La luz tiene distintas formas de manifestarse. Recurrimos a una variedad de sustantivos para articular su aparición o su ausencia, desde la fugacidad de un destello hasta la omnipresencia que invade nuestra cotidianidad; desde la progresiva desaparición que conduce a las tinieblas hasta la brusca cesación de su fuente. Pero entre la manifestación y la desaparición de la luz hay un vocablo que bien puede adecuarse a la breve y prolífica existencia de Lucía Flores Curiel (2002-2024), una referente de la nueva generación de fotógrafas uruguayas: el fulgor.
La Lucía que conozco (no quiero hablar en tiempo pasado) es un esplendor que continuará brillando sin pausa, como un faro que no conoce la luz diurna. Bajo una capa de tristeza que la acompaña como una segunda piel, late una juventud arrolladora y una creatividad que no conoce límites.
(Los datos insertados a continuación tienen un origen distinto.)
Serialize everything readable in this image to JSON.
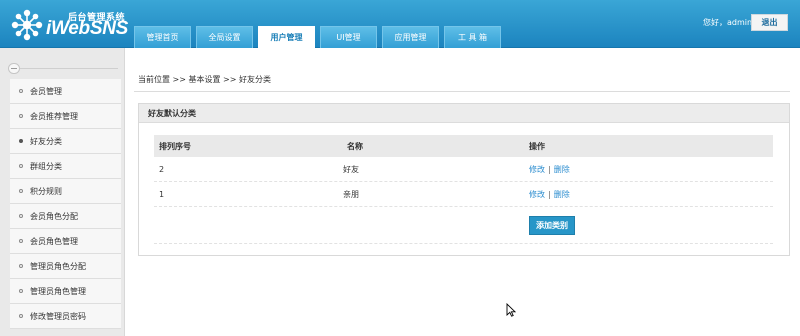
{
  "header": {
    "logo_subtitle": "后台管理系统",
    "logo_title": "iWebSNS",
    "greeting": "您好，admin",
    "logout_label": "退出",
    "tabs": [
      {
        "label": "管理首页"
      },
      {
        "label": "全局设置"
      },
      {
        "label": "用户管理"
      },
      {
        "label": "UI管理"
      },
      {
        "label": "应用管理"
      },
      {
        "label": "工 具 箱"
      }
    ]
  },
  "sidebar": {
    "items": [
      {
        "label": "会员管理"
      },
      {
        "label": "会员推荐管理"
      },
      {
        "label": "好友分类"
      },
      {
        "label": "群组分类"
      },
      {
        "label": "积分规则"
      },
      {
        "label": "会员角色分配"
      },
      {
        "label": "会员角色管理"
      },
      {
        "label": "管理员角色分配"
      },
      {
        "label": "管理员角色管理"
      },
      {
        "label": "修改管理员密码"
      }
    ]
  },
  "breadcrumb": "当前位置 >> 基本设置 >> 好友分类",
  "panel": {
    "title": "好友默认分类",
    "columns": [
      "排列序号",
      "名称",
      "操作"
    ],
    "rows": [
      {
        "order": "2",
        "name": "好友",
        "edit": "修改",
        "delete": "删除"
      },
      {
        "order": "1",
        "name": "亲朋",
        "edit": "修改",
        "delete": "删除"
      }
    ],
    "add_button": "添加类别"
  },
  "colors": {
    "header_blue": "#2a96cc",
    "accent_link": "#2a8ccf",
    "button_blue": "#2796c8"
  }
}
En este brevísimo homenaje no voy a referirme a ella como lo haría un biógrafo o un historiador, mucho menos como un curador de su obra, a pesar de haberme confiado parte de su archivo fotográfico cuando trabajamos juntos para su postulación en la primera edición del Premio de Fotografía Jeanne Mandello, organizado por la embajada de Francia en Uruguay y el Centro de Fotografía (CdF) de Montevideo, del cual resultó merecidamente ganadora, premiada con la beca para una residencia artística en dicho país. Prefiero hablar de Lucía niña-mujer-artista-fotógrafa-escritora (me resulta difícil separar los términos).
Con varias exposiciones colectivas, entre ellas, una en el Espacio de Arte Contemporáneo, y una individual (aún en sala) en el CdF, su trayectoria incluye haber sido seleccionada en los Fondos para el Estímulo a la Formación y Creación Artística 2023 del Ministerio de Educación y Cultura, que le otorgaron la beca Eduardo Víctor Haedo para artistas emergentes en artes visuales.
Desde su cámara, telas y pinceles, Lucía juega y denuncia, exhibe y se exhibe sin miedo ni pudor. Contagia vida desde el dolor con el que convive y sumerge al espectador/a en un mundo a la vez lúdicamente surrealista y cruelmente real.
Su fulgor brilla, pero no enceguece: alumbra desde la justa luminosidad con la que se brinda, con la delicadeza o con la fuerza exacta para conmover a quien observa su obra.
No es posible permanecer indiferente ante sus imágenes, mensajes cuidadosamente preparados en los que irrumpe su piel desnuda, o retratos de personas cercanas a su entorno, donde la espontaneidad y el instinto se apoyan firmemente en la escena fotografiada: planos, figuras, gestos, colores, texturas, formas que toman forma desde su rica imaginación. La lucidez de sus textos completa el ciclo de una obra madura.
Algo deberá hacerse con su profuso archivo que incluye fotografía, pintura, escultura y palabras francas, nacidas de la misma sinceridad con la que se relacionaba tanto con su público como con quienes recién conocía.
No contaminada por el ego, alejada de toda vanidad, creadora tenaz frente a los duros avatares que le asignó el destino, artista en la plenitud de su existencia, Lucía Flores Curiel deja una impronta con piezas de culto que, me aventuro a vaticinar, quedarán grabadas para siempre en la memoria colectiva de la fotografía uruguaya.